Glucocorticoid-remediable Aldosteronism (GRA) is a rare form of primary aldosteronism in which aldosterone secretion is solely under the control of Adrenocorticotropic hormone (ACTH). GRA is caused by a chimeric gene in which the ACTH- responsive 5'-promoter of the 11Beta-hydroxylase gene is fused to coding sequences of the aldosterone synthase gene. This results in ectopic expression of aldosterone synthase activity in zona fasciculata cells of the adrenal cortex under the regulation of ACTH, with resultant hyperaldosteronism and suppression of angiotensin II-stimulated aldosterone production in the zona glomerulosa.

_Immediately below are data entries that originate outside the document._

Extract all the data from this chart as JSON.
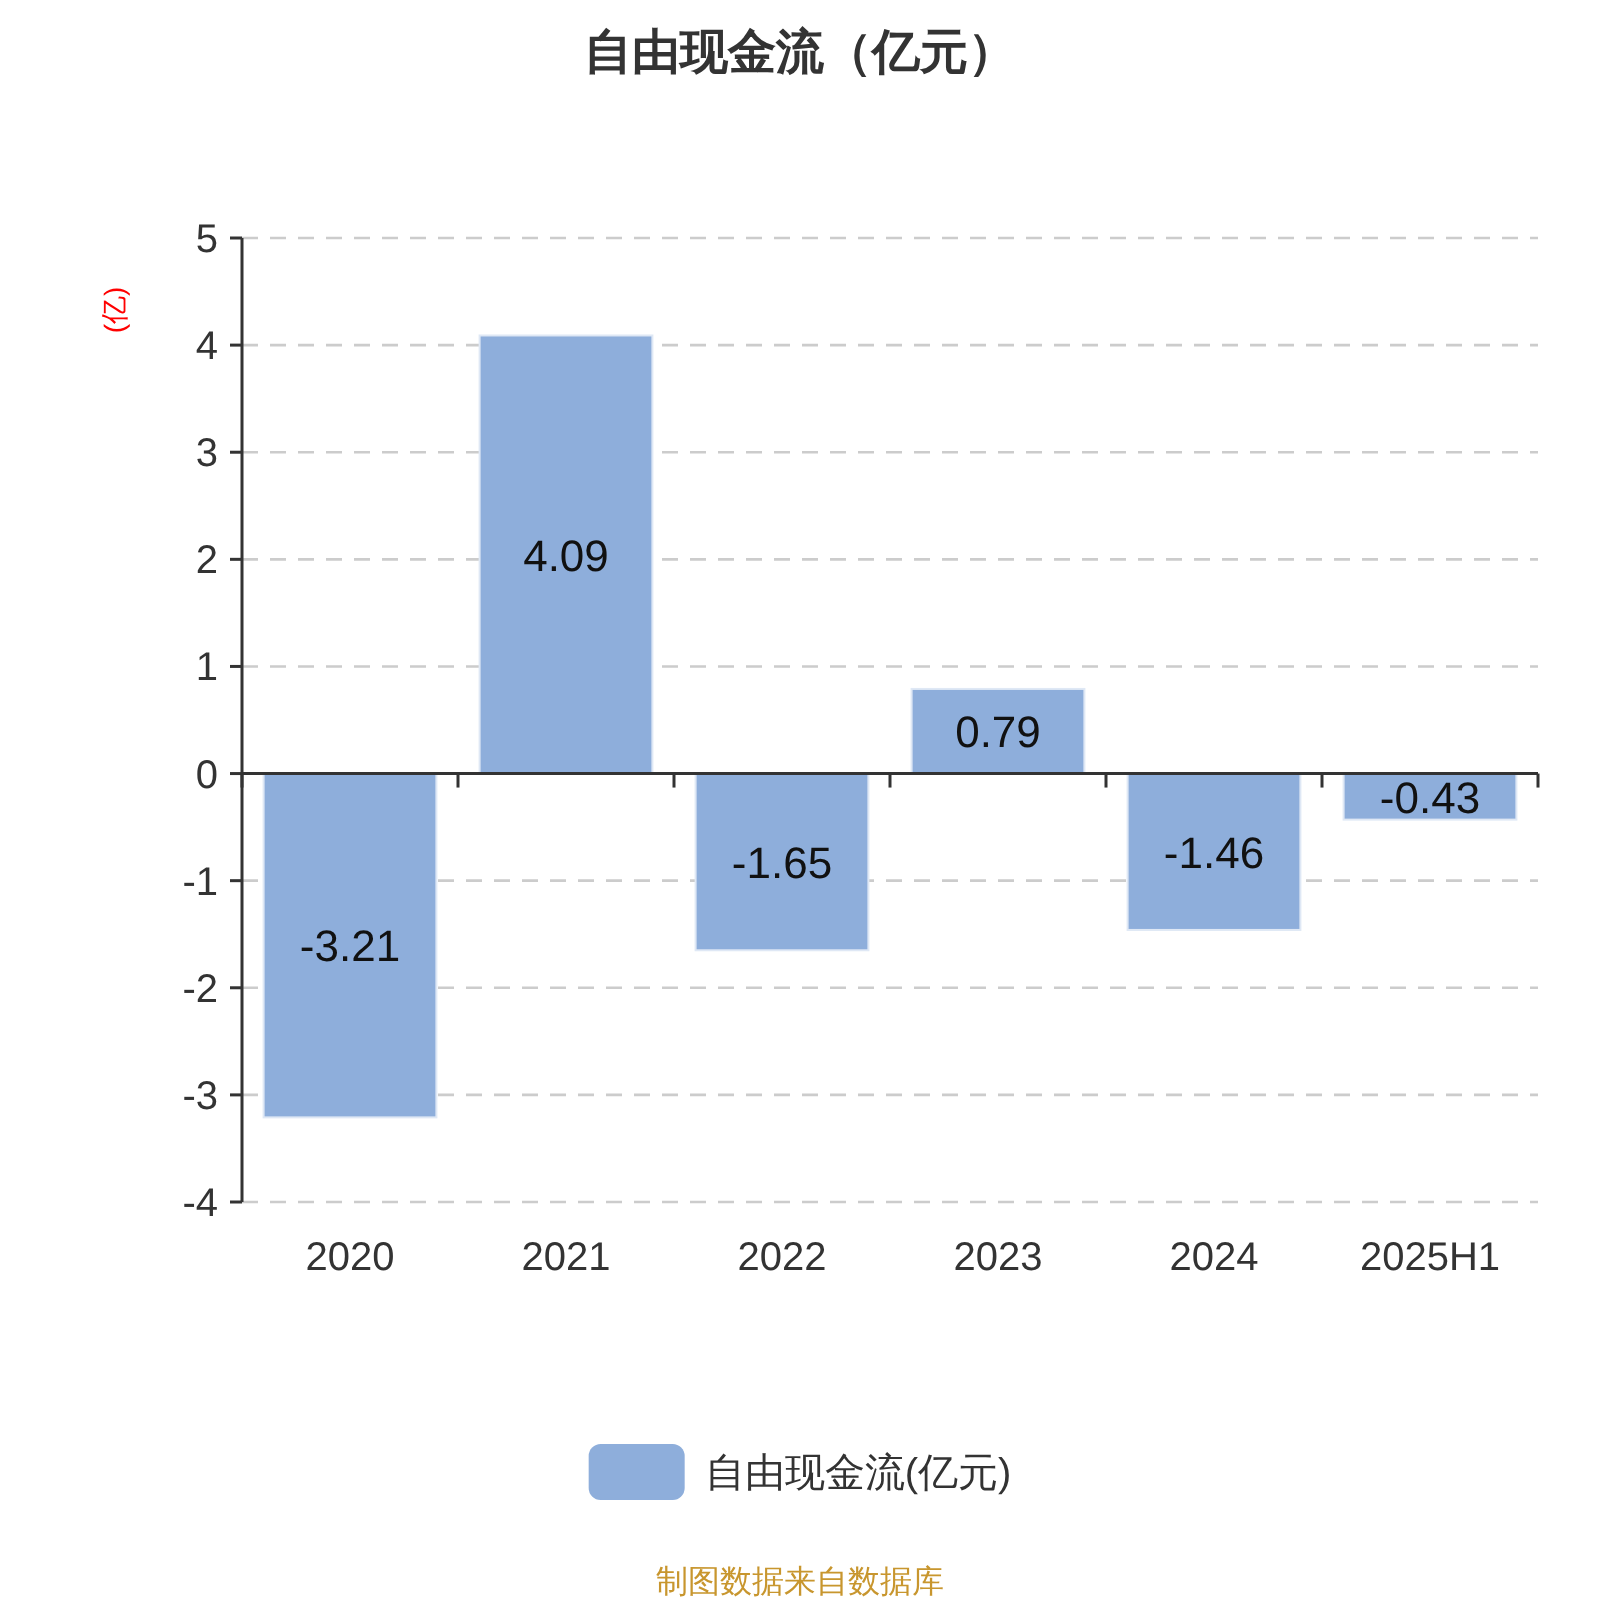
{
  "chart_data": {
    "type": "bar",
    "title": "自由现金流（亿元）",
    "ylabel": "(亿)",
    "categories": [
      "2020",
      "2021",
      "2022",
      "2023",
      "2024",
      "2025H1"
    ],
    "series": [
      {
        "name": "自由现金流(亿元)",
        "color": "#8eaedb",
        "values": [
          -3.21,
          4.09,
          -1.65,
          0.79,
          -1.46,
          -0.43
        ]
      }
    ],
    "ylim": [
      -4,
      5
    ],
    "yticks": [
      -4,
      -3,
      -2,
      -1,
      0,
      1,
      2,
      3,
      4,
      5
    ],
    "grid": "y",
    "legend": "bottom",
    "data_labels": true,
    "annotations": [
      "制图数据来自数据库"
    ]
  }
}
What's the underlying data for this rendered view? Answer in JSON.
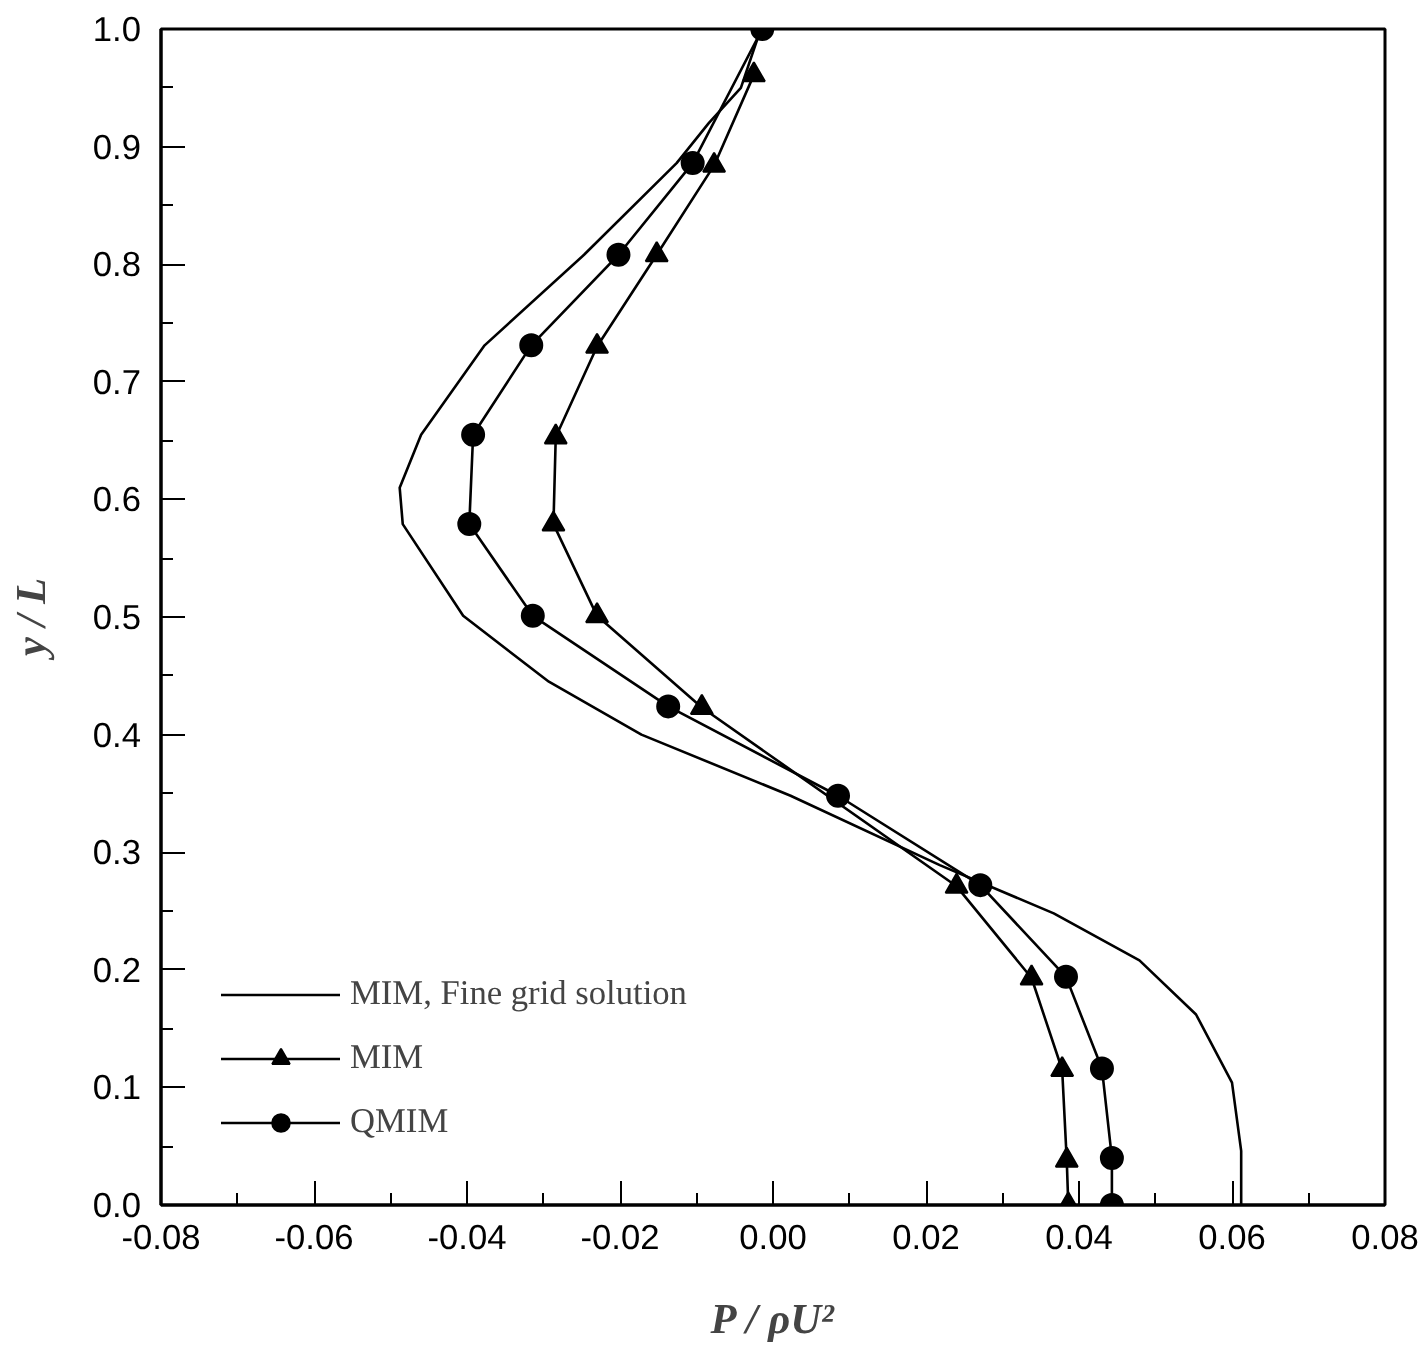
{
  "chart_data": {
    "type": "line",
    "xlabel": "P / ρU²",
    "ylabel": "y / L",
    "xlim": [
      -0.08,
      0.08
    ],
    "ylim": [
      0.0,
      1.0
    ],
    "xticks": [
      {
        "value": -0.08,
        "label": "-0.08"
      },
      {
        "value": -0.06,
        "label": "-0.06"
      },
      {
        "value": -0.04,
        "label": "-0.04"
      },
      {
        "value": -0.02,
        "label": "-0.02"
      },
      {
        "value": 0.0,
        "label": "0.00"
      },
      {
        "value": 0.02,
        "label": "0.02"
      },
      {
        "value": 0.04,
        "label": "0.04"
      },
      {
        "value": 0.06,
        "label": "0.06"
      },
      {
        "value": 0.08,
        "label": "0.08"
      }
    ],
    "yticks": [
      {
        "value": 0.0,
        "label": "0.0"
      },
      0.1,
      0.2,
      0.3,
      0.4,
      0.5,
      0.6,
      0.7,
      0.8,
      0.9,
      {
        "value": 1.0,
        "label": "1.0"
      }
    ],
    "grid": false,
    "legend": "bottom left",
    "series": [
      {
        "name": "MIM, Fine grid solution",
        "color": "#000000",
        "marker": "none",
        "x": [
          -0.0016,
          -0.0042,
          -0.0084,
          -0.0126,
          -0.0247,
          -0.0377,
          -0.046,
          -0.0488,
          -0.0484,
          -0.0405,
          -0.0293,
          -0.0172,
          0.0023,
          0.0218,
          0.0367,
          0.0479,
          0.0553,
          0.06,
          0.0612,
          0.0612
        ],
        "values": [
          1.0,
          0.95,
          0.92,
          0.886,
          0.808,
          0.731,
          0.655,
          0.61,
          0.579,
          0.501,
          0.445,
          0.4,
          0.348,
          0.289,
          0.248,
          0.208,
          0.162,
          0.104,
          0.046,
          0.0
        ]
      },
      {
        "name": "MIM",
        "color": "#000000",
        "marker": "triangle",
        "x": [
          -0.0025,
          -0.0077,
          -0.0152,
          -0.023,
          -0.0284,
          -0.0287,
          -0.023,
          -0.0093,
          0.024,
          0.0338,
          0.0378,
          0.0384,
          0.0386
        ],
        "values": [
          0.961,
          0.884,
          0.808,
          0.73,
          0.653,
          0.579,
          0.501,
          0.423,
          0.271,
          0.193,
          0.115,
          0.038,
          0.0
        ]
      },
      {
        "name": "QMIM",
        "color": "#000000",
        "marker": "circle",
        "x": [
          -0.0014,
          -0.0105,
          -0.0202,
          -0.0316,
          -0.0392,
          -0.0397,
          -0.0314,
          -0.0137,
          0.0085,
          0.0271,
          0.0383,
          0.043,
          0.0443,
          0.0443
        ],
        "values": [
          1.0,
          0.886,
          0.808,
          0.731,
          0.655,
          0.579,
          0.501,
          0.424,
          0.348,
          0.272,
          0.194,
          0.116,
          0.04,
          0.0
        ]
      }
    ]
  }
}
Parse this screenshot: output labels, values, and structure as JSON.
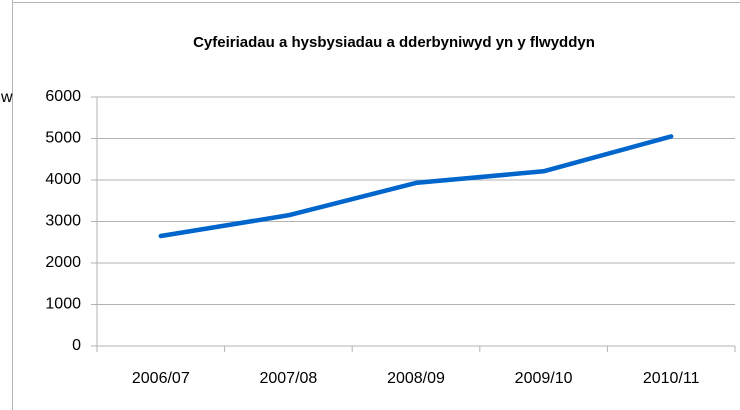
{
  "chart_data": {
    "type": "line",
    "title": "Cyfeiriadau a hysbysiadau a dderbyniwyd yn y flwyddyn",
    "annotations": [
      "w"
    ],
    "categories": [
      "2006/07",
      "2007/08",
      "2008/09",
      "2009/10",
      "2010/11"
    ],
    "series": [
      {
        "name": null,
        "color": "#0066cc",
        "values": [
          2650,
          3150,
          3930,
          4210,
          5050
        ]
      }
    ],
    "ylim": [
      0,
      6000
    ],
    "yticks": [
      0,
      1000,
      2000,
      3000,
      4000,
      5000,
      6000
    ],
    "grid": true
  }
}
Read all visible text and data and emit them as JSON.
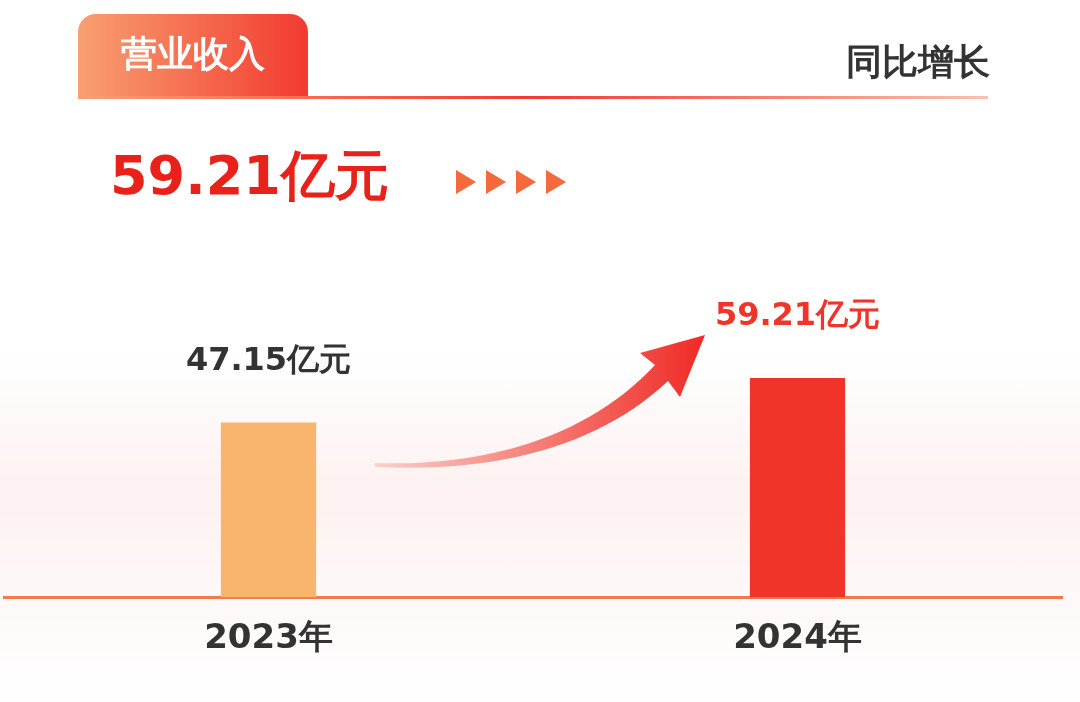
{
  "chart_data": {
    "type": "bar",
    "title": "营业收入",
    "subtitle": "同比增长",
    "annotations": [
      "59.21亿元"
    ],
    "categories": [
      "2023年",
      "2024年"
    ],
    "values": [
      47.15,
      59.21
    ],
    "colors": [
      "#f9b46e",
      "#f0342a"
    ],
    "value_labels": [
      "47.15亿元",
      "59.21亿元"
    ],
    "grid": false,
    "legend": false
  }
}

The most common presentation of GRA is the discovery of asymptomatic severe hypertension, especially in infancy or early adulthood. A strong family history of hypertension, often associated with early death of affected family members due to cerebrovascular accidents, characteristically is seen in some GRA families. An important clinical clue is the age of onset of hypertension, with GRA patients typically diagnosed with high blood pressure as children; this is in contrast to patients with other mineralocorticoid excess states, such as aldosterone producing adenomas and idiopathic hyperplasia, who usually are diagnosed in the third through sixth decades of life. As expected plasma-renin activity is typically very low, and plasma aldosterone concentration high in those with GRA. Hypokalemia is often seen, but not the norm.
GRA, a hereditary cause of hypertension, is passed on in an autosomal dominant inheritance pattern. Genetic testing is 100% sensitive and specific for the diagnosis of GRA. (See Screening Information for information on how to have a patient screened). A dexamethasone suppression test (DST) is highly indicative of GRA, and easy to administer, but lacks the absolute specificity of the genetic test. (see Publications, "Evaluation of the dexamethasone suppression test for the diagnosis of GRA", Litchfield, et al.) The DST should be used in patients with biochemical primary hyperaldosteronism, who have a suggestive clinical history, and negative CT imaging of the adrenals. However, a positive DST should not displace the primacy of direct genetic testing in the diagnosis of GRA.
GRA may be more common in the hypertensive population than had been previously estimated. We encourage those with a clinical and/or family history indicative of GRA to be genetically screened for the disorder.